Though they had a pack mentality and did everything together, there was always something special about him. He had a way of standing out amongst all the big personalities in the group. She felt an ease with him, a pull to be with him. But, since she was now married and he always had a girlfriend in tow, the attraction was just that, and nothing more. But she wondered, does he feel it too?
Years went by, relationships and marriages came and went and through an unexpected encounter, he and she reconnected. Their first phone conversation in twenty years lasted for four hours and ended with a promise to get together. The type of promise that she suspected might be a hollow and polite ending to a long conversation. Turns out, it was anything but.
What came next over the ensuing year was a series of epic hangouts that would last for hours and hours, complete with drinks, dinners, shows, and long, deep talks that did nothing but reveal the seemingly endless list of things that they had in common. What it never did was end in a goodnight kiss. It looked like a date, it smelled like a date, it walked like a date, but it never ended like a date.

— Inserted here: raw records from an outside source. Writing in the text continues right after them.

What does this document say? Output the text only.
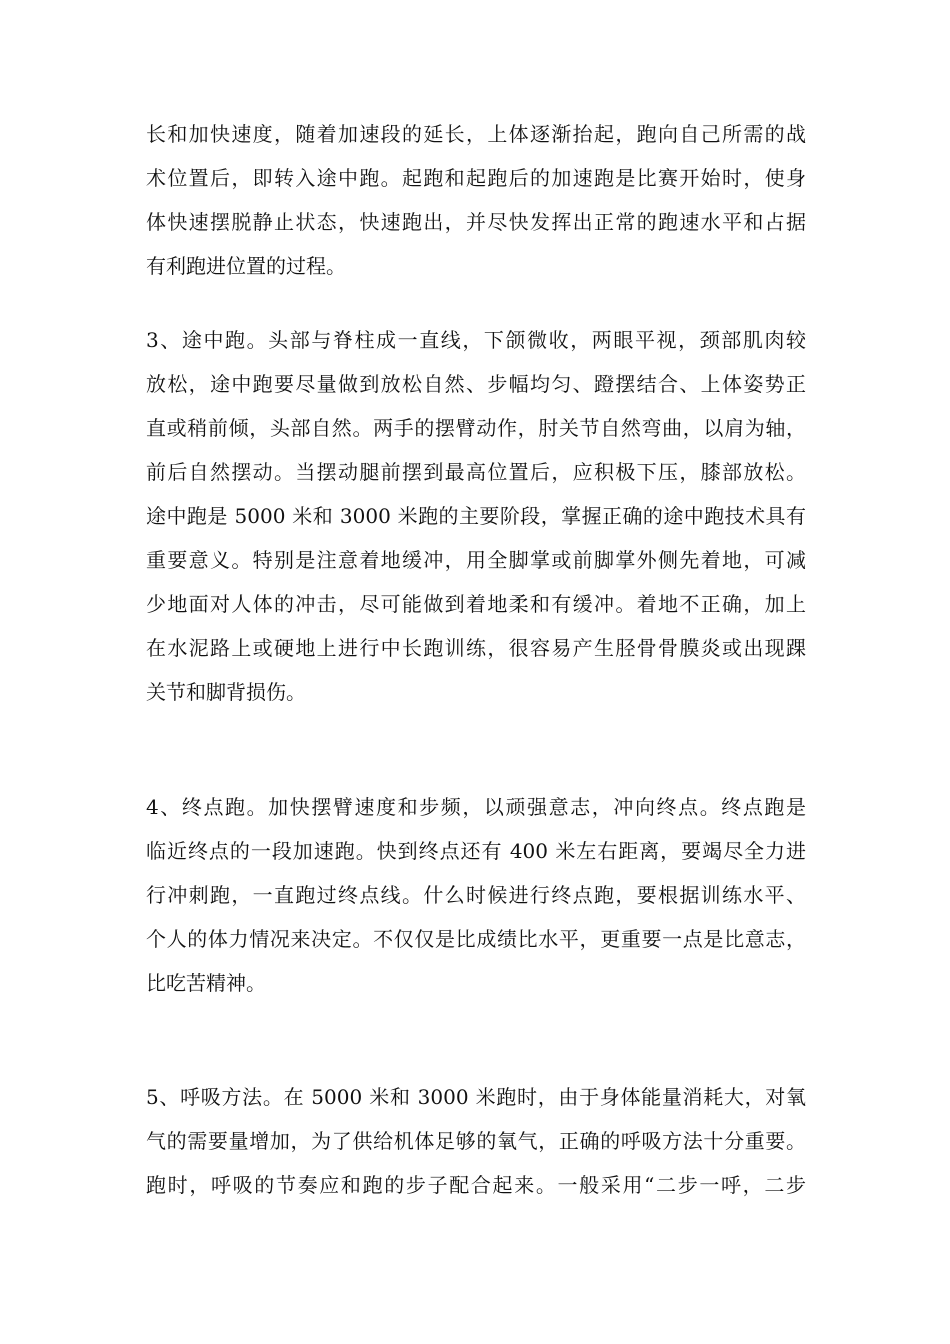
长和加快速度，随着加速段的延长，上体逐渐抬起，跑向自己所需的战
术位置后，即转入途中跑。起跑和起跑后的加速跑是比赛开始时，使身
体快速摆脱静止状态，快速跑出，并尽快发挥出正常的跑速水平和占据
有利跑进位置的过程。
3、途中跑。头部与脊柱成一直线，下颌微收，两眼平视，颈部肌肉较
放松，途中跑要尽量做到放松自然、步幅均匀、蹬摆结合、上体姿势正
直或稍前倾，头部自然。两手的摆臂动作，肘关节自然弯曲，以肩为轴，
前后自然摆动。当摆动腿前摆到最高位置后，应积极下压，膝部放松。
途中跑是 5000 米和 3000 米跑的主要阶段，掌握正确的途中跑技术具有
重要意义。特别是注意着地缓冲，用全脚掌或前脚掌外侧先着地，可减
少地面对人体的冲击，尽可能做到着地柔和有缓冲。着地不正确，加上
在水泥路上或硬地上进行中长跑训练，很容易产生胫骨骨膜炎或出现踝
关节和脚背损伤。
4、终点跑。加快摆臂速度和步频，以顽强意志，冲向终点。终点跑是
临近终点的一段加速跑。快到终点还有 400 米左右距离，要竭尽全力进
行冲刺跑，一直跑过终点线。什么时候进行终点跑，要根据训练水平、
个人的体力情况来决定。不仅仅是比成绩比水平，更重要一点是比意志，
比吃苦精神。
5、呼吸方法。在 5000 米和 3000 米跑时，由于身体能量消耗大，对氧
气的需要量增加，为了供给机体足够的氧气，正确的呼吸方法十分重要。
跑时，呼吸的节奏应和跑的步子配合起来。一般采用“二步一呼，二步
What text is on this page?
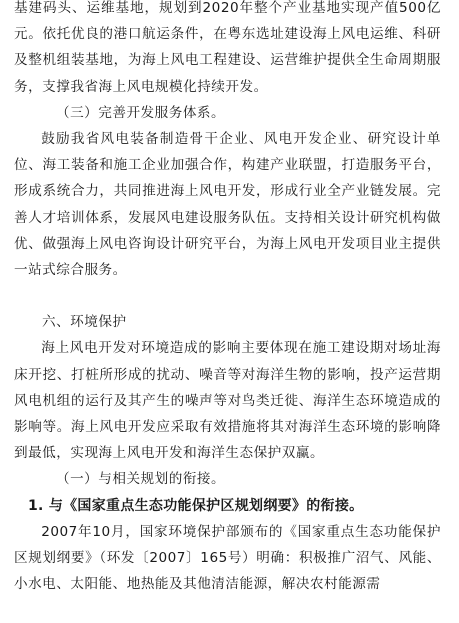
基建码头、运维基地，规划到2020年整个产业基地实现产值500亿元。依托优良的港口航运条件，在粤东选址建设海上风电运维、科研及整机组装基地，为海上风电工程建设、运营维护提供全生命周期服务，支撑我省海上风电规模化持续开发。

（三）完善开发服务体系。

鼓励我省风电装备制造骨干企业、风电开发企业、研究设计单位、海工装备和施工企业加强合作，构建产业联盟，打造服务平台，形成系统合力，共同推进海上风电开发，形成行业全产业链发展。完善人才培训体系，发展风电建设服务队伍。支持相关设计研究机构做优、做强海上风电咨询设计研究平台，为海上风电开发项目业主提供一站式综合服务。

六、环境保护

海上风电开发对环境造成的影响主要体现在施工建设期对场址海床开挖、打桩所形成的扰动、噪音等对海洋生物的影响，投产运营期风电机组的运行及其产生的噪声等对鸟类迁徙、海洋生态环境造成的影响等。海上风电开发应采取有效措施将其对海洋生态环境的影响降到最低，实现海上风电开发和海洋生态保护双赢。

（一）与相关规划的衔接。

1. 与《国家重点生态功能保护区规划纲要》的衔接。

2007年10月，国家环境保护部颁布的《国家重点生态功能保护区规划纲要》（环发〔2007〕165号）明确：积极推广沼气、风能、小水电、太阳能、地热能及其他清洁能源，解决农村能源需
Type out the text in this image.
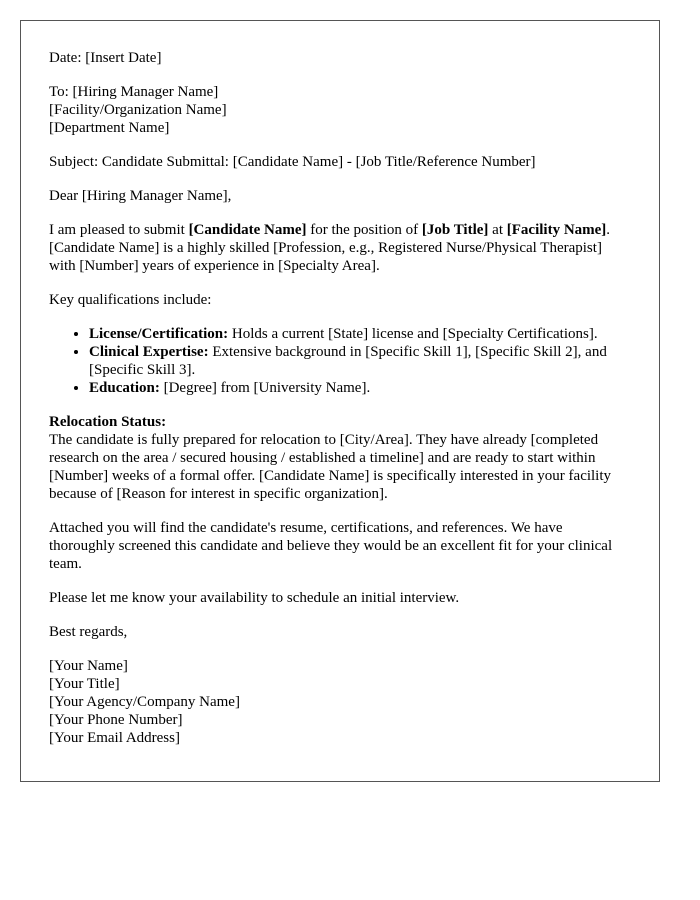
Date: [Insert Date]

To: [Hiring Manager Name]
[Facility/Organization Name]
[Department Name]

Subject: Candidate Submittal: [Candidate Name] - [Job Title/Reference Number]

Dear [Hiring Manager Name],

I am pleased to submit [Candidate Name] for the position of [Job Title] at [Facility Name]. [Candidate Name] is a highly skilled [Profession, e.g., Registered Nurse/Physical Therapist] with [Number] years of experience in [Specialty Area].

Key qualifications include:

• License/Certification: Holds a current [State] license and [Specialty Certifications].
• Clinical Expertise: Extensive background in [Specific Skill 1], [Specific Skill 2], and [Specific Skill 3].
• Education: [Degree] from [University Name].

Relocation Status:
The candidate is fully prepared for relocation to [City/Area]. They have already [completed research on the area / secured housing / established a timeline] and are ready to start within [Number] weeks of a formal offer. [Candidate Name] is specifically interested in your facility because of [Reason for interest in specific organization].

Attached you will find the candidate's resume, certifications, and references. We have thoroughly screened this candidate and believe they would be an excellent fit for your clinical team.

Please let me know your availability to schedule an initial interview.

Best regards,

[Your Name]
[Your Title]
[Your Agency/Company Name]
[Your Phone Number]
[Your Email Address]
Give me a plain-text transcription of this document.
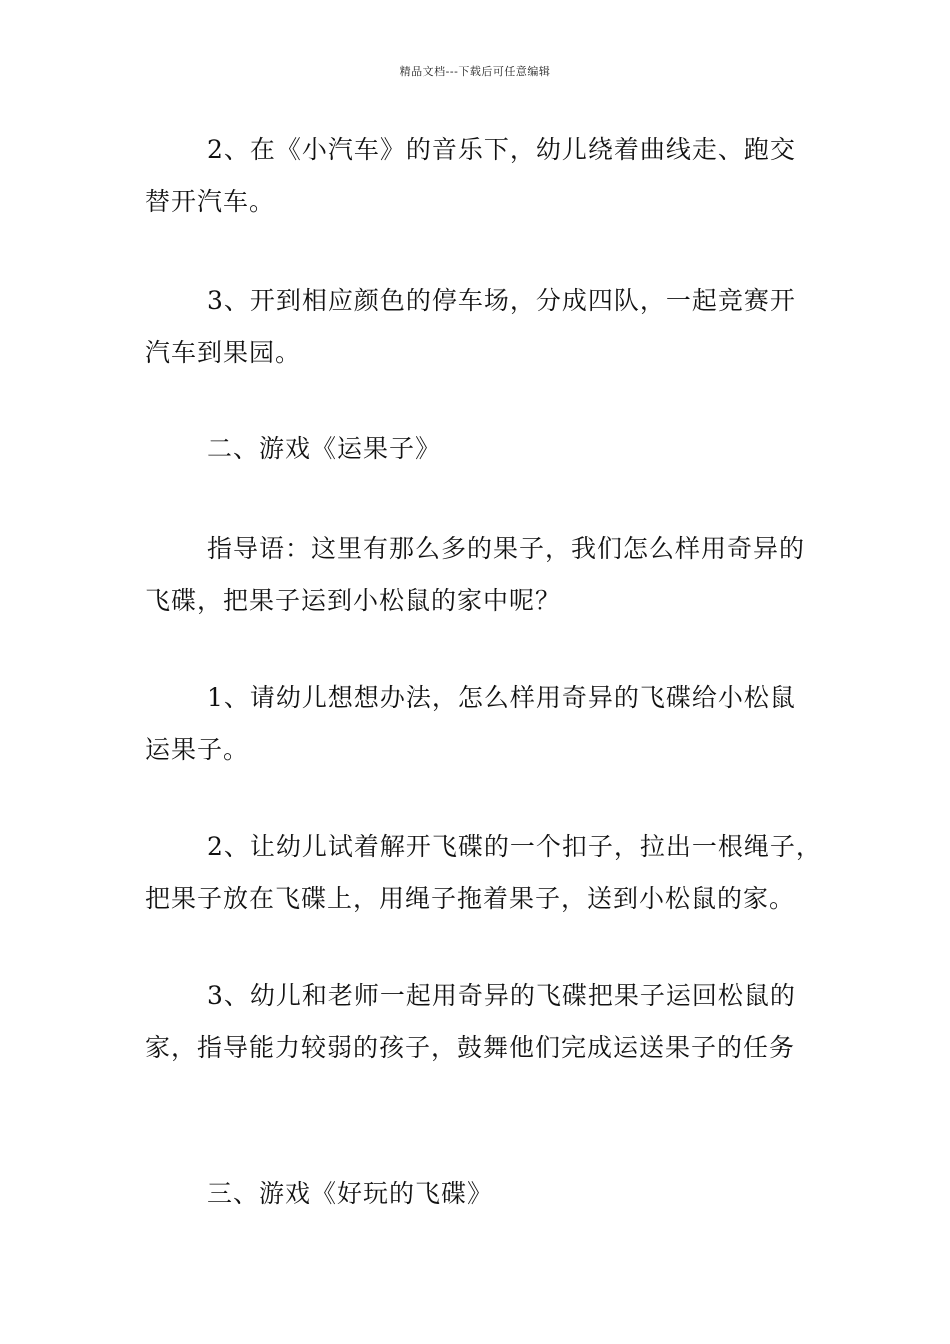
精品文档---下载后可任意编辑

2、在《小汽车》的音乐下，幼儿绕着曲线走、跑交
替开汽车。

3、开到相应颜色的停车场，分成四队，一起竞赛开
汽车到果园。

二、游戏《运果子》

指导语：这里有那么多的果子，我们怎么样用奇异的
飞碟，把果子运到小松鼠的家中呢？

1、请幼儿想想办法，怎么样用奇异的飞碟给小松鼠
运果子。

2、让幼儿试着解开飞碟的一个扣子，拉出一根绳子，
把果子放在飞碟上，用绳子拖着果子，送到小松鼠的家。

3、幼儿和老师一起用奇异的飞碟把果子运回松鼠的
家，指导能力较弱的孩子，鼓舞他们完成运送果子的任务

三、游戏《好玩的飞碟》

On one of their "dates" she went to his place afterward and he offered to send her home with some of his world famous crock-pot chili. She declined, but made a mental note that not only did he share her interest in food, that he actually took the time to cook meals for himself. They later had long conversations about cooking and she found out that he was something of a crock pot genius. A short time after that discussion, he gave her a recipe.
He did not give her this recipe the way the rest of us might, emailing some snippet from the NY Times food section or texting a link to something on Epicurious. Instead, he handed her a piece of paper, that contained a hand written recipe, which on inspection was unlike any recipe that anyone had ever given her before.
When she opened up the folded piece of paper, she saw the words "German Pot Roast" centered at the top. The title was written larger than the contents below it. The contents below the title were lined up in three neat columns of caligraphy-style text. The first column had the quantities for a small crock pot, the center contained the ingredients and the column to the right, the quantities for a large crock pot. The print was immaculate and perfect, the columns in perfect alignment and the footnotes at the bottom, instructing the cook in variations on and additions to the dish, perfectly centered to the title. He had taken what must have been hours out of his day to lovingly hand-write this recipe. The signs were clear, he was demonstrating his feelings by way of a recipe.
At least that was what we all thought as we watched what turned out to be a year of intense flirting, long conversations, hugs and hand holding and a tall tower of stacked up similarities and shared interests. Then one day, he pulled the bottom brick out of the Jenga tower and the whole thing came crashing to the ground. What started out as what looked like it may have been the great, romantic love story of our generation, ended abuptly with his offer to introduce my friend to his girlfriend. He revealed that they had been dating for a few months and now that he was sure that she was "the one", he was ready to introduce her to all the important people in his life, including my friend.
The wave of devastation that washed over her was intense. She cried more than I had ever seen anyone cry before. And understandably so. He had carelessly toyed with her feelings, without so much as a shred of self-awareness or empathy. Or possibly worse, he knew exactly what he was doing and wanted to keep my friend on the line until this other girl showed a vested interest in him.
Initially, when he had given her the pot roast recipe I was impressed because it was what seemed like a loving gesture and was so beautifully hand written. The other day, I pulled out the copy of the recipe that she had texted to me. I printed it out and inspected it more closely. As I read the recipe line by line, I took note of the fact that it used convenience ingredients such as packaged gravy mix and beef bullion cubes. This was not a recipe for a lovingly prepared pot roast, but rather a 1970's housewife's quick fix slow cooker dinner. Something where you chucked all the ingredients into a pot, set it and forget it. Which upon reflection of how he treated my friend, seems like just the recipe for him.